(by Dustin Putman
Mary Shelley, this is not. Based on the Darkstorm Studios graphic novel by Kevin Grevioux, the $65-million made-by-committee "I, Frankenstein" is so vacant of its own identity that it could just as easily be a loose remake of "Underworld," "Van Helsing," "Max Payne," "Season of the Witch" or "Priest." Although Stuart Beattie (2012's "Tomorrow, When the War Began") is credited as the writer-director of the piece, the artificial, developmentally challenged, CGI-reliant final product reeks of studio interference by a collective of clueless behind-the-curtain bigwigs who don't give a damn about creative expression and haven't a clue what a good film makes as long as they deliver what they (incorrectly) believe will satisfy the financial bottom line. It isn't a surprise that "I, Frankenstein" precariously dangles by a thread of vague coherence throughout, nor that the film was delayed by Lionsgate for eleven months and is finally showing its stitched-together face in the frosty cinematic landscape that is January. Indeed, it's as tragically soulless as its inhuman lead character. Article continues below
The creation of scientist Victor Frankenstein, Adam (Aaron Eckhart) was made in a lab in 1795, experiencing life for the first time but with no detectable penchant for feelings and emotions. Centuries later, he still roams the land, settling in an unnamed city of skyscrapers and cathedrals just as he becomes caught in the middle of a battle between demons and gargoyles. Dark prince Naberius (Bill Nighy) has been collecting the dead bodies of wayward, hellbound men, awaiting the day when he is able to resurrect them and bring about the apocalypse. A breakthrough in reanimation from electrophysiologist Terra (Yvonne Strahovski) and the discovery of Adam, who lives but is not one of God's creations, are the perfect storm for Naberius to carry out his devious plan.

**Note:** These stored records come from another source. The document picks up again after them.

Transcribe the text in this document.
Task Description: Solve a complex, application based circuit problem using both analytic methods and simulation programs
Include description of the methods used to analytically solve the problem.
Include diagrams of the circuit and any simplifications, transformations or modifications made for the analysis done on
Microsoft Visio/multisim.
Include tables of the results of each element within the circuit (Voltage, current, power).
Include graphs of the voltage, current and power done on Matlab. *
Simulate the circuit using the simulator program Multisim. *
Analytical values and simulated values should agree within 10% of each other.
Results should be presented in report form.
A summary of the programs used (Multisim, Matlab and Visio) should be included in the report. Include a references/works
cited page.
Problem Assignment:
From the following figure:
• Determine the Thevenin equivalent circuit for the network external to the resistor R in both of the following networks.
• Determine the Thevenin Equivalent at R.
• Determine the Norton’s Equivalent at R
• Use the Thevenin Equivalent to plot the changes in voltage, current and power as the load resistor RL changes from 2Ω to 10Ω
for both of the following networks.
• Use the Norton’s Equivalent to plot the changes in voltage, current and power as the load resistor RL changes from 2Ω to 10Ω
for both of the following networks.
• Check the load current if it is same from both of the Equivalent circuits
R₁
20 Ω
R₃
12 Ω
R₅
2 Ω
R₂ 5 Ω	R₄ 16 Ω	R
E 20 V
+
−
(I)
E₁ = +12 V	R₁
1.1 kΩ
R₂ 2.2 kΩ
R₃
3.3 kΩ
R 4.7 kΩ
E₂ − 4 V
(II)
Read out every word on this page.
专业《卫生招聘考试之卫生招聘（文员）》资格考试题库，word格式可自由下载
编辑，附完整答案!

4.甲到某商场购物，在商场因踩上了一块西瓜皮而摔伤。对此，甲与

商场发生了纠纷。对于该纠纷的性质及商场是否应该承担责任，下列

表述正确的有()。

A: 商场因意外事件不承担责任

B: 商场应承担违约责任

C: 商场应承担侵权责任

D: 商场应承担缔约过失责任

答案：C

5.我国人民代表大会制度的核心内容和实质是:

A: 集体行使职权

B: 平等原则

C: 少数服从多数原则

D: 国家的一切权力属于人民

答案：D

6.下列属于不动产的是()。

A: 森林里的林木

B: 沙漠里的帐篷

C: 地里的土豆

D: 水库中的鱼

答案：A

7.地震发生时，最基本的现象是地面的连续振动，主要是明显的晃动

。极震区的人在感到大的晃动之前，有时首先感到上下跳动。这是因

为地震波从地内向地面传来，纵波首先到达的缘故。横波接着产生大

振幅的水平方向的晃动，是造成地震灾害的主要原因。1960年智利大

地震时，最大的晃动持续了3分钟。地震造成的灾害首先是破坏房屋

"I, Frankenstein" plays like a 93-minute third act. While this might sound potentially exciting, there is no time whatsoever dedicated to the plight or inner workings of Frankenstein's monster, named Adam here. With the plot clunkily explained via hasty exposition and the other one-note, slimly shaded supporting players rushing in and out of view with no palpable impact, the proceedings immediately dissolve in a chaotic patchwork of live-action figures struggling for screen time against a constant overflow of synthetic computerized creations. The film is close to haphazard in its attempt to build an alternate universe where the sun rarely rises, demons prowl the streets, and stone gargoyles come alive at a moment's notice. Even with all of this blatantly going on, the movie forgets that it has established a setting where civilians actually do exist. Where they are while their homes are overrun by ghouls and their buildings experience devastating damage is either lurking somewhere on the cutting room floor or, most likely, just another shamelessly glaring oversight in a diluted rattrap of many.
Looking like a freshly shorn Ozzy Osbourne in his full stage-ready eye make-up, Aaron Eckhart (2013's "Olympus Has Fallen") embarrasses himself not because he is a bad actor, but because he is so hopelessly led adrift by third-rate material he had no excuse getting involved with in the first place. It is always disheartening to see talented people being wasted in nonsense; explaining openly and honestly about why he agreed to participate in this project would no doubt be more fascinating than anything in the movie itself. As scientist Terra, whom Adam is willing to save no matter the price after she stitches up his wound, Yvonne Strahovski (2012's "The Guilt Trip") is rendered a walking stick figure by a script that shows no interest in getting to know or understand her. As major heavy Naberius, Bill Nighy (2013's "About Time") repeats the same basic role he had in 2003's "Underworld," 2006's "Underworld: Evolution," and 2009's "Underworld: Rise of the Lycans." As for Miranda Otto (2005's "War of the Worlds"), as archangel Leonore, queen of the gargoyles, she brings a curious intensity and sensuality to her nothing part that makes it all the more irksome that she's so underused. All of the actors, it should be noted, race through their scenes and dialogue as if they are late for an important doctor's appointment. This accelerated rhythm causes quite the bizarre sensation - one that never lets up or gives the performers a solitary chance to breathe.
It is difficult to put the blame of failure on writer-director Stuart Beattie when it is so obvious that he was constantly having to battle a cavalcade of suits in the kitchen. This is not a positive way to work, and it rarely breeds quality. Given the freedom to make something special out of the general concepts and conceits of "I, Frankenstein," one can fleetingly glimpse signs of inspiration in the gothic art direction and occasionally stirring effects shot (the sprawling assembly line of Naberius' dangling corpses comes to mind). When stuck in the middle of so much relentless mediocrity, however, rare technical victories cease to matter. "I, Frankenstein" is a bland mess of a film with nothing going on upstairs and not a thing to separate it from the wave of dreary, likeminded sci-fi/action exercises.